Читаем Сопротивление и покорность полностью

Если у тебя будет возможность съездить на Страстную Пятницу в Рим, я бы тебе посоветовал принять участие в дневной службе Великого Чет­верга (примерно от 2 до 6) в соборе Св. Петра; это и есть богослужение Страстной Пятницы, так как римская церковь начинает праздники накануне около полудня; насколько я могу припомнить (но это не точно), в Среду также большая служба. В Великий Четверг совершается гашение 12 свечей в алтаре — как символ бегства учеников,— и в ко­лоссальном помещении остается гореть в центре лишь одна свеча — Христос; помимо этого — очищение алтаря; утром в Великую Субботу, при­мерно в 7 часов, совершается водосвятие (наско­лько помню, вместе с рукоположением молодых священников); до полудня поется великая пасхаль­ная аллилуйя, снова звучит орган, звенят литур­гические колокольчики, снимают покровы с за­крытых образов. Это и есть главное пасхальное торжество. Где-то в Риме я был свидетелем также грекоправославного пасхального богослужения, которое в то время (ведь минуло уже 20 лет!) про­извело на меня сильное впечатление. Надо ска­зать, что субботняя служба в Латеране (вначале в баптистерии) весьма знаменита; в тот раз я по­бывал и там. Если ты перед заходом солнца бу­дешь проходить по Пинчио у церкви Тринита дель Монте, посмотри, поют ли в это время мона­хини; я однажды слушал это пение и был потря­сен; думаю, что оно отмечено и в Бедекере.

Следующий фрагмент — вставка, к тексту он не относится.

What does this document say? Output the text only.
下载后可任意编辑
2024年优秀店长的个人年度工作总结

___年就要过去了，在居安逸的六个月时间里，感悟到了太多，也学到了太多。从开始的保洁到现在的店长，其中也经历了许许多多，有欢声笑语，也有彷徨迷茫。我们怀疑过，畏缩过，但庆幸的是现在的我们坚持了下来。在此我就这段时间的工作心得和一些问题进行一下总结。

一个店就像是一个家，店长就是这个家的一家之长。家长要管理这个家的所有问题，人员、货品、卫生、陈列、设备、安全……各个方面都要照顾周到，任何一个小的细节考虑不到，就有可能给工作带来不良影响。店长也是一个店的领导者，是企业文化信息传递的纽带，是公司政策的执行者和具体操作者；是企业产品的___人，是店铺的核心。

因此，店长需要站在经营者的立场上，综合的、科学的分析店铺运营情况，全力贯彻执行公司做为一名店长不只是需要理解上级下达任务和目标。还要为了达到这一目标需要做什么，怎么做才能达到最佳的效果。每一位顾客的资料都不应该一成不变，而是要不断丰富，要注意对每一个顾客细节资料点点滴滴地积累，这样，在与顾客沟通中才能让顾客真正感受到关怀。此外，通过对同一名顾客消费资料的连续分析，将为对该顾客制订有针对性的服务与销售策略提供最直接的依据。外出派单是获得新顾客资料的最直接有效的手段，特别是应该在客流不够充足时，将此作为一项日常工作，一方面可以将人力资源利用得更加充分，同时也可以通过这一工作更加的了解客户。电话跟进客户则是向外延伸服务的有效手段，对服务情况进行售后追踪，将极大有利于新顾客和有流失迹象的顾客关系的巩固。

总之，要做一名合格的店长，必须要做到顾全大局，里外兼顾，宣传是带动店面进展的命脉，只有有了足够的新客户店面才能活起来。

В какой степени ты можешь столкнуться там внизу с боевыми действиями? Я думаю, что если иметь в виду в основном воздушные налеты, то так же, как и мы. Ужесточение войны в воздухе за последние примерно 10 дней заставляет задума­ться, особенно интенсивные дневные налеты. Не стремятся ли англичане сейчас сознательно бро­сить вызов к воздушной битве в качестве подго­товки к вторжению и для того, чтобы сильнее при­вязать нашу противовоздушную оборону к вну- тригерманским районам?

Чем дольше пребываем мы в отрыве от нашей настоящей профессиональной и личной жизнен­ной сферы, тем в большей степени мы ощущаем, что наша жизнь (в отличие от жизни наших роди­телей) носит фрагментарный характер. Особенно явственным это делается при чтении «Истории Академии» Гарнака, рисующего фигуры великих ученых мужей; это может нагнать тоску. Где еще можно найти сегодня «духовный продукт всей жизни»? Где собирательство, переработка и раз­витие, из которых он и вырастает? Где прекрасная бесцельность и вместе с тем колоссальная плано­мерность, присущие такой жизни? Мне кажется, что у людей техники и естественных наук, которые одни только еще могут свободно работать, от этого тоже уже ничего не осталось. Если с исхо­дом XVIII столетия ушел в прошлое тип «универ­сального ученого», а в XIX веке место экстенсив­ного образования заступило образование интен­сивное; если, наконец, из него на исходе прошлого столетия выработался тип «специалиста», то се­годня почти что каждый есть только «техник» — даже в искусстве (в музыке крупного формата, в живописи и поэзии разве что среднего!). Все же наше духовное существование остается при этом обрубком. Главное здесь, пожалуй, видит ли еще сам человек по фрагменту нашей жизни, в каком виде было заложено и задумано целое, из какого материала оно состоит. Есть, наконец, фрагмен­ты, место которым на помойке (они недостойны даже приличной «оболочки»), а также такие, кото­рые сохраняют значимость на века, поскольку их завершение может быть только божественной прерогативой, т. е. фрагменты, которые и дол­жны быть фрагментами (я имею в виду, напри­мер, «Искусство фуги» Баха). Если наша жизнь явит собой хотя бы только отдаленный блеск та­кого фрагмента, в котором пусть на короткий миг сольются различные, все сильнее переплетаю­щиеся темы и от начала до конца будет выдер­жан великий контрапункт, так что в конце концов за оборвавшимся звучанием останется только за­петь «Пред престолом Твоим предстаю»,— тогда мы не станем жаловаться на нашу дробную жизнь, а даже порадуемся ей. 45-я глава из Иеремии не отпускает меня. Помнишь субботний вечер в Финкенвальде, когда я ее толковал? Вот и здесь (необходимый) фрагмент жизни — «а душу твою дам тебе в добычу».

...Я очень обрадовался, узнав, что ты, помимо иных приятелей, подыскал и такого, с кем можно поговорить и на кого можно положиться. Но еще с большей радостью я был бы на его месте. Сбу­дется это или мы, возможно, уже сможем отпразд­новать Пасху здесь снова, как повелось в старые времена? Ты видишь, я еще не оставляю надежды. Не делай и ты этого!